An average of 8 terabits per second of data will be transferred from the SKA telescopes in both countries to central signal processors. This is approximately 1,000 times the equivalent data rate generated by the Atacama Large Millimeter/submillimeter Array (ALMA), a joint European/USA/ East Asia facility in the Chilean Andes, and 77,000 times faster than the global average home broadband speed for 2025 (Source: Ookla). The data will travel along hundreds of kilometres of fibre-optic cables to high-performance supercomputers called science data processors, to be located in Perth and Cape Town.

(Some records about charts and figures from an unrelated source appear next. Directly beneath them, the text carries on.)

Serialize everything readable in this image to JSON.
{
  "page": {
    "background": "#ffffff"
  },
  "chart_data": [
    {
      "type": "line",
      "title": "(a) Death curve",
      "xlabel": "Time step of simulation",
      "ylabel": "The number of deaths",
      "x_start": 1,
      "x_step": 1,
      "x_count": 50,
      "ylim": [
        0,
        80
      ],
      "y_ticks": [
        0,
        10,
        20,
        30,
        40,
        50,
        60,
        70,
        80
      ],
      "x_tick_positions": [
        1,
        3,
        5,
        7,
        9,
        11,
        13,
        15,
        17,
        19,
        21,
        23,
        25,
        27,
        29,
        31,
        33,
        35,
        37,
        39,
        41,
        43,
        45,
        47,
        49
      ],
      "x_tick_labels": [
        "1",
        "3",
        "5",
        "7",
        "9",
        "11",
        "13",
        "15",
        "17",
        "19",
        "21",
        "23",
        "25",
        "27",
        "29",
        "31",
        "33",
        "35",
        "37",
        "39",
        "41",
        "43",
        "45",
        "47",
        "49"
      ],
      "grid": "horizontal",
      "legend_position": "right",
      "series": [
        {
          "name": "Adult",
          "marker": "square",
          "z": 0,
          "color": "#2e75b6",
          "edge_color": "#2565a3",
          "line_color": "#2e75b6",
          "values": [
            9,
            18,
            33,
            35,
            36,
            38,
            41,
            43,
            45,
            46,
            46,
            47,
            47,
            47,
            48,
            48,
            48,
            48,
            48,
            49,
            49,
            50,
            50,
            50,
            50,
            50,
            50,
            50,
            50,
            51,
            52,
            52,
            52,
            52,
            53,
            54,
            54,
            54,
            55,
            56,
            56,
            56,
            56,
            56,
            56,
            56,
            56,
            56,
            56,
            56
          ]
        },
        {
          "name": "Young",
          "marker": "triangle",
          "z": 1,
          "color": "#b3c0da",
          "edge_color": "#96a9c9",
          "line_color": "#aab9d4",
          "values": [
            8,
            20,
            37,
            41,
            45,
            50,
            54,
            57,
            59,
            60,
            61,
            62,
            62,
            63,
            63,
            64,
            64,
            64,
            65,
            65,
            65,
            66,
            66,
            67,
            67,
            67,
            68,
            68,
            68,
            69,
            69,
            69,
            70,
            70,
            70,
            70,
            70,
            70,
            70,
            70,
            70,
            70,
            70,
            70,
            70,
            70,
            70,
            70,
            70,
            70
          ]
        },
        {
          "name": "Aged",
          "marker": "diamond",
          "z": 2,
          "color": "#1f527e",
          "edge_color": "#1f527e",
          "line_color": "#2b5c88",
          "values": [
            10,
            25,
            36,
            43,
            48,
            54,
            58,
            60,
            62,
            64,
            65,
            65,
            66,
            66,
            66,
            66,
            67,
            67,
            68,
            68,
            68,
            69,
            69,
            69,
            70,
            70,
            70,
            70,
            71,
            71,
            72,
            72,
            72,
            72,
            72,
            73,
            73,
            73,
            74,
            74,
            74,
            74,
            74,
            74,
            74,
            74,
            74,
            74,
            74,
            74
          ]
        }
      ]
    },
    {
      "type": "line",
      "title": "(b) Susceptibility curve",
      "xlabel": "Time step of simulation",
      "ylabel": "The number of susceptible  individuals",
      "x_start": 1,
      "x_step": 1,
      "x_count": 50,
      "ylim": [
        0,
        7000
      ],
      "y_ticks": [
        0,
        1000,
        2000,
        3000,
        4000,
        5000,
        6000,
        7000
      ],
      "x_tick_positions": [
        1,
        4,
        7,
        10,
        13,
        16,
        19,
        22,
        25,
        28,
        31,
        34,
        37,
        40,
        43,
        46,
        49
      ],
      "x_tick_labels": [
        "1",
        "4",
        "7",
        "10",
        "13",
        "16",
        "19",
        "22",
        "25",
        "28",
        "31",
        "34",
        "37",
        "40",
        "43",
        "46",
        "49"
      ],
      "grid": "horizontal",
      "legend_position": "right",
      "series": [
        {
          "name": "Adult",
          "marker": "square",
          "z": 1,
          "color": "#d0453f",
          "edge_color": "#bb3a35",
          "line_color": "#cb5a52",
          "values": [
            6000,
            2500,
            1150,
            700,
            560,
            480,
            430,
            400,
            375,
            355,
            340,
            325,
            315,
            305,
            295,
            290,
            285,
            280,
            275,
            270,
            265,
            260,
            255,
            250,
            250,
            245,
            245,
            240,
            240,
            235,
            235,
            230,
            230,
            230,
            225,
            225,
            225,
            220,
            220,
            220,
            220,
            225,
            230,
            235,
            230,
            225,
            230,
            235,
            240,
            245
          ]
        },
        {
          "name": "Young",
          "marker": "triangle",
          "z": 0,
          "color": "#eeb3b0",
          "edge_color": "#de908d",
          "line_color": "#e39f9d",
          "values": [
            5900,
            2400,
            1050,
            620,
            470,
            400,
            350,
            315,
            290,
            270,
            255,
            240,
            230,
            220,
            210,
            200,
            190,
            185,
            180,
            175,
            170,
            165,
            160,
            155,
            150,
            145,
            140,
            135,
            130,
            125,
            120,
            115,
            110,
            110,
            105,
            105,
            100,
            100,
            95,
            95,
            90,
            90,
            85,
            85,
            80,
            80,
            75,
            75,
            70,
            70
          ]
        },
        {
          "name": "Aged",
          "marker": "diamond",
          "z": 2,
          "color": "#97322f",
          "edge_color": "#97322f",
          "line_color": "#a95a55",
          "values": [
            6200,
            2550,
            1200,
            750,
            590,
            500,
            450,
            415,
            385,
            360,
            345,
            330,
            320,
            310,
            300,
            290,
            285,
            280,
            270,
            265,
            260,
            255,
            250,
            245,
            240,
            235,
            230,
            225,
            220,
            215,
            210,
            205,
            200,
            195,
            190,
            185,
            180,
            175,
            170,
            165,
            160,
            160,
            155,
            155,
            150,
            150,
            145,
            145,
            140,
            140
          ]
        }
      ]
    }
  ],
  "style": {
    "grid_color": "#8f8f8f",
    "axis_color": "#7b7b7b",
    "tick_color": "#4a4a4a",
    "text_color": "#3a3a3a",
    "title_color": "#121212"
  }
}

Because signals from space reach each antenna at a slightly different time, the signals must first be aligned. This is done thanks to highly precise atomic clocks that timestamp the time each signal arrived. Signals are then processed in one of two ways:
- They can be stacked. This allows the detection of transient objects like pulsars, gamma-ray bursts and fast radio bursts, but also to measure the arrival time of known signals very precisely and if a small time delay is detected, infer that a gravitational wave passed in the space between us and the object a. This is called time-domain astronomy.
- They can be multiplied. This allows the creation of images and is called image-domain astronomy.
Data is then transferred to two high-performance supercomputers called Science Data Processors (SDPs). To process this enormous volume of data, the two supercomputers will each have a processing speed of 135 PFlops, which would place them among the fastest supercomputers on Earth at the present time.
In total, the SKAO will archive over 700 petabytes of data per year. This would fill the data storage capacity of about 1.5 million typical laptops every year by today’s standard.
From these supercomputers, data will be distributed via intercontinental telecommunications networks to SKA Regional Centres in the SKAO member states where science products will be stored for access by the end users, the astronomers, to conduct their science and improve our knowledge of the Universe.